The research also has the potential to revolutionize the U.S. agriculture industry along with the energy industry, says Keasling. The biomass plants used can vary for each U.S. region: switch grass for the Midwest, poplar trees for the Northwest and sugar for the South.

"This could be a renaissance for agriculture," Keasling says. "If we're serious about this, we can make the Midwest into the Middle East. They're sitting on 'oil fields' of cellulose."

B. Gregory Mitchell

Algae floated as ideal feedstock for fuel

B. Gregory Mitchell, research biologist, senior lecturer, Scripps Institution of Oceanography, UC San Diego

http://spg.ucsd.edu

In the quest for the perfect biofuel feedstock, Greg Mitchell believes the lowly algae have a lot to recommend them.

This diverse and plentiful organism grows in both fresh and salt water and can double in size in a day, making it an ideal source of biomass to produce fuel, Mitchell says. Its yields are 10 times greater than terrestrial plants, so less land is needed for growing.
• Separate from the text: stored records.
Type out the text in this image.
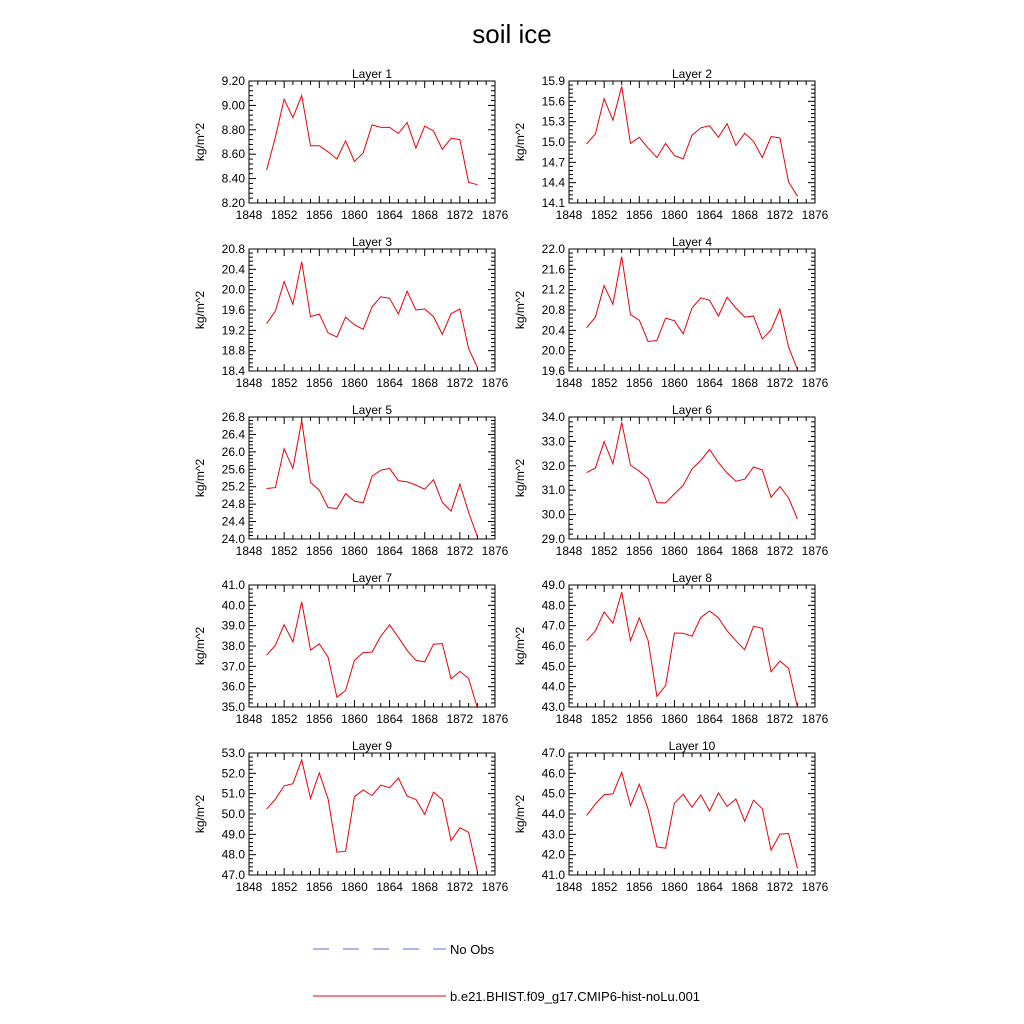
soil ice
Layer 1
kg/m^2
1848 1852 1856 1860 1864 1868 1872 1876
8.20
8.40
8.60
8.80
9.00
9.20	Layer 2
kg/m^2
1848 1852 1856 1860 1864 1868 1872 1876
14.1
14.4
14.7
15.0
15.3
15.6
15.9
Layer 3
kg/m^2
1848 1852 1856 1860 1864 1868 1872 1876
18.4
18.8
19.2
19.6
20.0
20.4
20.8	Layer 4
kg/m^2
1848 1852 1856 1860 1864 1868 1872 1876
19.6
20.0
20.4
20.8
21.2
21.6
22.0
Layer 5
kg/m^2
1848 1852 1856 1860 1864 1868 1872 1876
24.0
24.4
24.8
25.2
25.6
26.0
26.4
26.8	Layer 6
kg/m^2
1848 1852 1856 1860 1864 1868 1872 1876
29.0
30.0
31.0
32.0
33.0
34.0
Layer 7
kg/m^2
1848 1852 1856 1860 1864 1868 1872 1876
35.0
36.0
37.0
38.0
39.0
40.0
41.0	Layer 8
kg/m^2
1848 1852 1856 1860 1864 1868 1872 1876
43.0
44.0
45.0
46.0
47.0
48.0
49.0
Layer 9
kg/m^2
1848 1852 1856 1860 1864 1868 1872 1876
47.0
48.0
49.0
50.0
51.0
52.0
53.0	Layer 10
kg/m^2
1848 1852 1856 1860 1864 1868 1872 1876
41.0
42.0
43.0
44.0
45.0
46.0
47.0
No Obs
b.e21.BHIST.f09_g17.CMIP6-hist-noLu.001
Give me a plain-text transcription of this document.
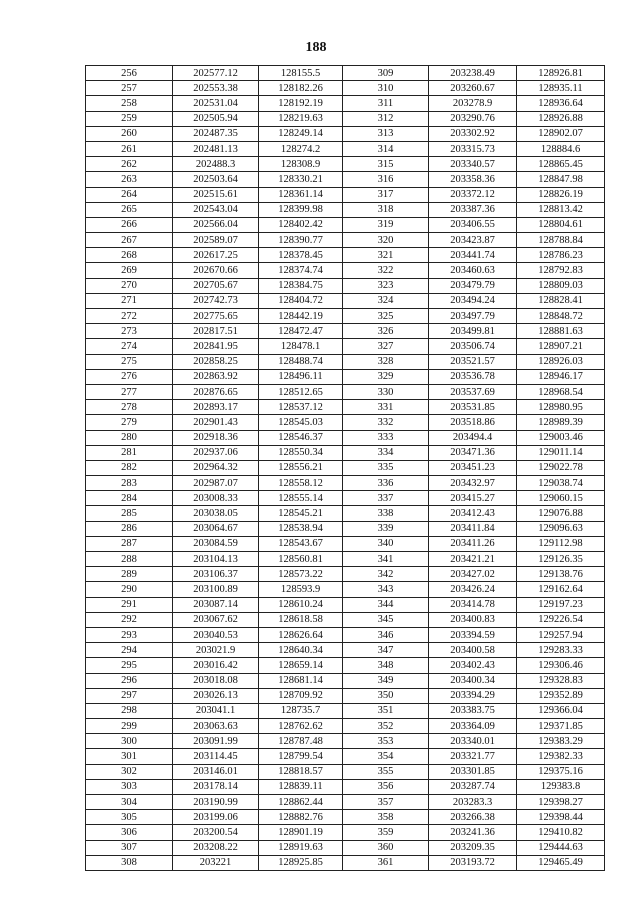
188
256	202577.12	128155.5	309	203238.49	128926.81
257	202553.38	128182.26	310	203260.67	128935.11
258	202531.04	128192.19	311	203278.9	128936.64
259	202505.94	128219.63	312	203290.76	128926.88
260	202487.35	128249.14	313	203302.92	128902.07
261	202481.13	128274.2	314	203315.73	128884.6
262	202488.3	128308.9	315	203340.57	128865.45
263	202503.64	128330.21	316	203358.36	128847.98
264	202515.61	128361.14	317	203372.12	128826.19
265	202543.04	128399.98	318	203387.36	128813.42
266	202566.04	128402.42	319	203406.55	128804.61
267	202589.07	128390.77	320	203423.87	128788.84
268	202617.25	128378.45	321	203441.74	128786.23
269	202670.66	128374.74	322	203460.63	128792.83
270	202705.67	128384.75	323	203479.79	128809.03
271	202742.73	128404.72	324	203494.24	128828.41
272	202775.65	128442.19	325	203497.79	128848.72
273	202817.51	128472.47	326	203499.81	128881.63
274	202841.95	128478.1	327	203506.74	128907.21
275	202858.25	128488.74	328	203521.57	128926.03
276	202863.92	128496.11	329	203536.78	128946.17
277	202876.65	128512.65	330	203537.69	128968.54
278	202893.17	128537.12	331	203531.85	128980.95
279	202901.43	128545.03	332	203518.86	128989.39
280	202918.36	128546.37	333	203494.4	129003.46
281	202937.06	128550.34	334	203471.36	129011.14
282	202964.32	128556.21	335	203451.23	129022.78
283	202987.07	128558.12	336	203432.97	129038.74
284	203008.33	128555.14	337	203415.27	129060.15
285	203038.05	128545.21	338	203412.43	129076.88
286	203064.67	128538.94	339	203411.84	129096.63
287	203084.59	128543.67	340	203411.26	129112.98
288	203104.13	128560.81	341	203421.21	129126.35
289	203106.37	128573.22	342	203427.02	129138.76
290	203100.89	128593.9	343	203426.24	129162.64
291	203087.14	128610.24	344	203414.78	129197.23
292	203067.62	128618.58	345	203400.83	129226.54
293	203040.53	128626.64	346	203394.59	129257.94
294	203021.9	128640.34	347	203400.58	129283.33
295	203016.42	128659.14	348	203402.43	129306.46
296	203018.08	128681.14	349	203400.34	129328.83
297	203026.13	128709.92	350	203394.29	129352.89
298	203041.1	128735.7	351	203383.75	129366.04
299	203063.63	128762.62	352	203364.09	129371.85
300	203091.99	128787.48	353	203340.01	129383.29
301	203114.45	128799.54	354	203321.77	129382.33
302	203146.01	128818.57	355	203301.85	129375.16
303	203178.14	128839.11	356	203287.74	129383.8
304	203190.99	128862.44	357	203283.3	129398.27
305	203199.06	128882.76	358	203266.38	129398.44
306	203200.54	128901.19	359	203241.36	129410.82
307	203208.22	128919.63	360	203209.35	129444.63
308	203221	128925.85	361	203193.72	129465.49
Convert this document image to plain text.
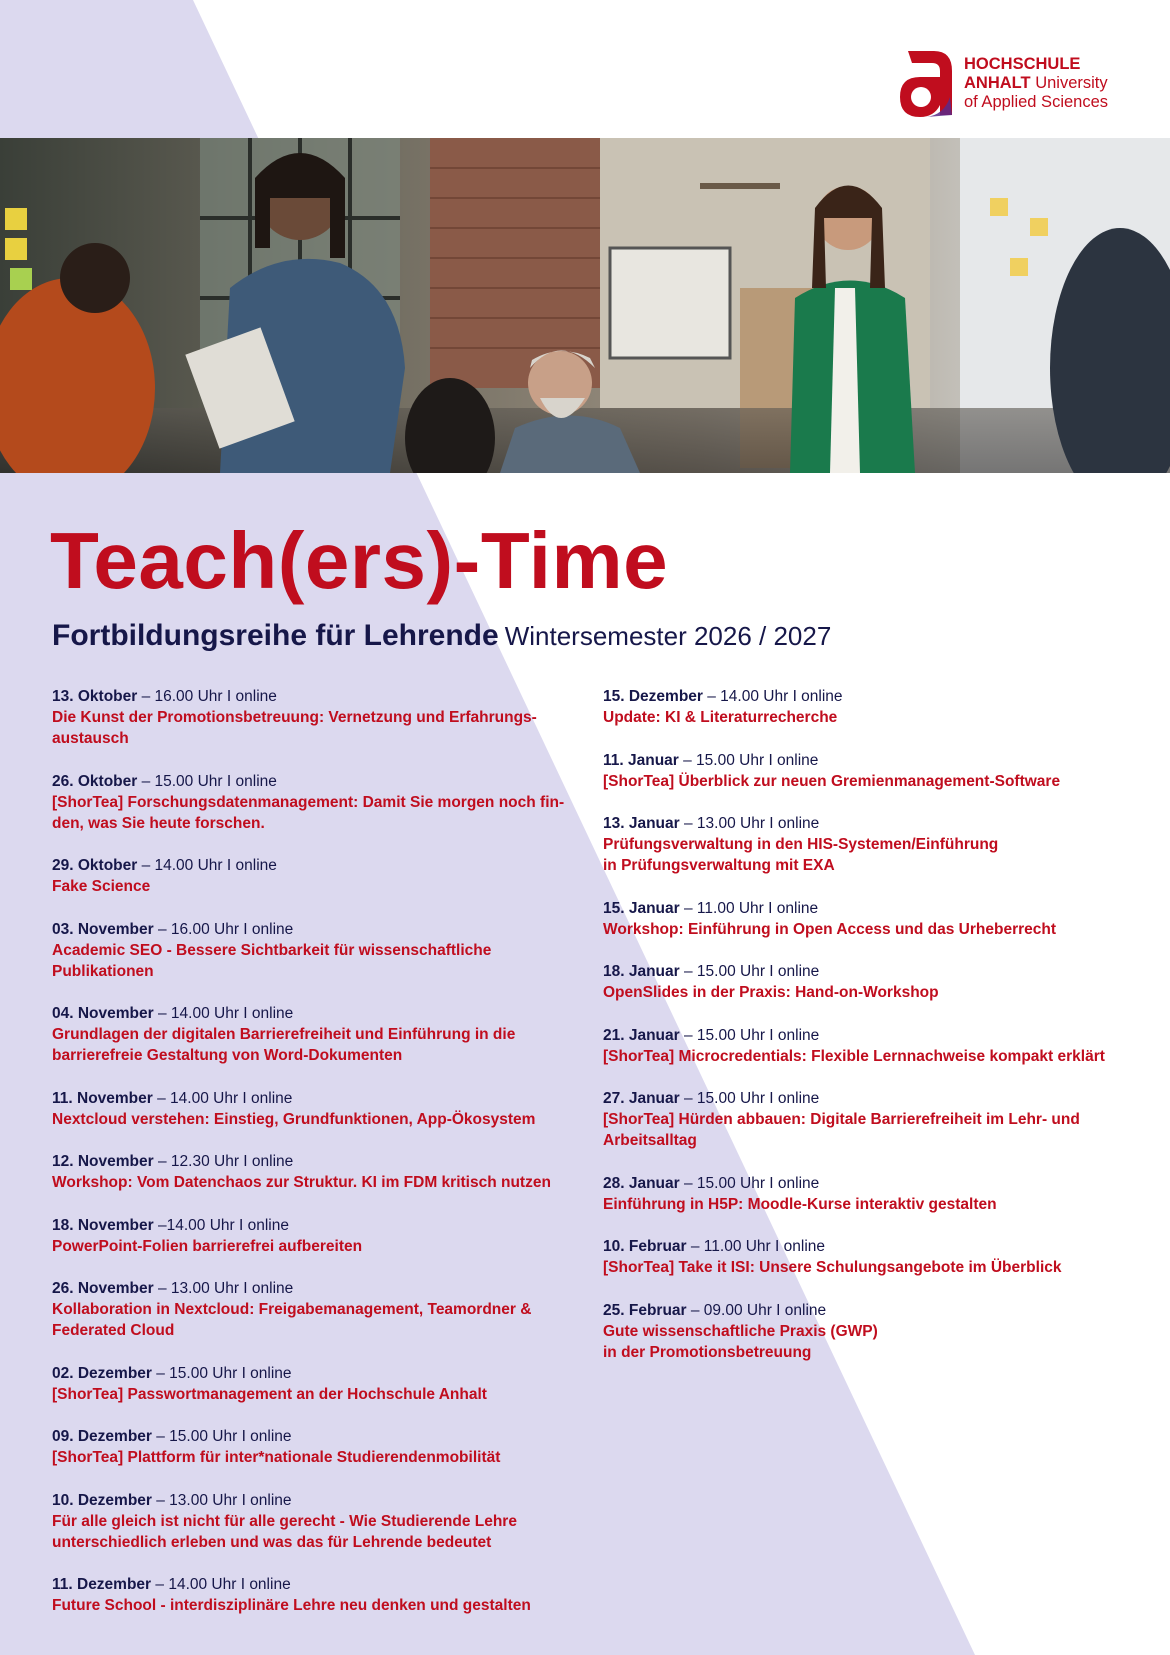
HOCHSCHULE
ANHALT University
of Applied Sciences
Teach(ers)-Time
Fortbildungsreihe für Lehrende Wintersemester 2026 / 2027
13. Oktober – 16.00 Uhr I online
Die Kunst der Promotionsbetreuung: Vernetzung und Erfahrungs-
austausch
26. Oktober – 15.00 Uhr I online
[ShorTea] Forschungsdatenmanagement: Damit Sie morgen noch fin-
den, was Sie heute forschen.
29. Oktober – 14.00 Uhr I online
Fake Science
03. November – 16.00 Uhr I online
Academic SEO - Bessere Sichtbarkeit für wissenschaftliche
Publikationen
04. November – 14.00 Uhr I online
Grundlagen der digitalen Barrierefreiheit und Einführung in die
barrierefreie Gestaltung von Word-Dokumenten
11. November – 14.00 Uhr I online
Nextcloud verstehen: Einstieg, Grundfunktionen, App-Ökosystem
12. November – 12.30 Uhr I online
Workshop: Vom Datenchaos zur Struktur. KI im FDM kritisch nutzen
18. November –14.00 Uhr I online
PowerPoint-Folien barrierefrei aufbereiten
26. November – 13.00 Uhr I online
Kollaboration in Nextcloud: Freigabemanagement, Teamordner &
Federated Cloud
02. Dezember – 15.00 Uhr I online
[ShorTea] Passwortmanagement an der Hochschule Anhalt
09. Dezember – 15.00 Uhr I online
[ShorTea] Plattform für inter*nationale Studierendenmobilität
10. Dezember – 13.00 Uhr I online
Für alle gleich ist nicht für alle gerecht - Wie Studierende Lehre
unterschiedlich erleben und was das für Lehrende bedeutet
11. Dezember – 14.00 Uhr I online
Future School - interdisziplinäre Lehre neu denken und gestalten
15. Dezember – 14.00 Uhr I online
Update: KI & Literaturrecherche
11. Januar – 15.00 Uhr I online
[ShorTea] Überblick zur neuen Gremienmanagement-Software
13. Januar – 13.00 Uhr I online
Prüfungsverwaltung in den HIS-Systemen/Einführung
in Prüfungsverwaltung mit EXA
15. Januar – 11.00 Uhr I online
Workshop: Einführung in Open Access und das Urheberrecht
18. Januar – 15.00 Uhr I online
OpenSlides in der Praxis: Hand-on-Workshop
21. Januar – 15.00 Uhr I online
[ShorTea] Microcredentials: Flexible Lernnachweise kompakt erklärt
27. Januar – 15.00 Uhr I online
[ShorTea] Hürden abbauen: Digitale Barrierefreiheit im Lehr- und
Arbeitsalltag
28. Januar – 15.00 Uhr I online
Einführung in H5P: Moodle-Kurse interaktiv gestalten
10. Februar – 11.00 Uhr I online
[ShorTea] Take it ISI: Unsere Schulungsangebote im Überblick
25. Februar – 09.00 Uhr I online
Gute wissenschaftliche Praxis (GWP)
in der Promotionsbetreuung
He envisions cultivating microalgae in open ponds in the desert, using land and water not suitable for agriculture. Critics say growing food crops such as soybeans and corn for ethanol production will soak up too much valuable agriculture land, driving up the cost of food. So it makes sense, Mitchell says, to cultivate a nonfood crop like algae. That would put producers in dry western states in a better position to get a piece of the biofuel industry.

"In California we're not going to be growing the massive amounts of corn for ethanol," Mitchell says, but arid parts of the state could be ideal for algae farms.

He estimates that 20 million acres devoted to algae farming could supply all U.S. transportation fuel.

"I consider this potentially transformative on the order of the industrial revolution, sailing ships and jet flight, " Mitchell says.

The idea of using algae as a biofuel feedstock isn't new. The National Renewable Energy Laboratory, the principal research lab for the Department of Energy, studied algae-derived biofuel from 1978 to the project's closure in 1996. At the time, algal biofuel just couldn't compete in cost with petroleum. A lot has changed since then. The price of a barrel of oil has rolled over the $100 mark, and bioscience has advanced. Researchers can genetically modifying the algae to create feedstock with higher oil content to make production more cost-effective. 

A handful of entrepreneurial startups are experimenting with algae biofuel, and Chevron Corp. last year announced a collaboration with the National Renewable Energy Laboratory to produce new strains of algae for biofuel. The Defense Advanced Research Projects Agency, the R&D organization for the Department of Defense, is soliciting proposals for developing algae as a biomass for jet fuel production.

There is no one right or wrong biofuel process or feedstock, Mitchell says, and the United State should be looking at all possibilities if it ever wants to achieve energy independence.

"I do believe this is a really important opportunity," Mitchell says. "We really need to be careful to invest in a balanced way."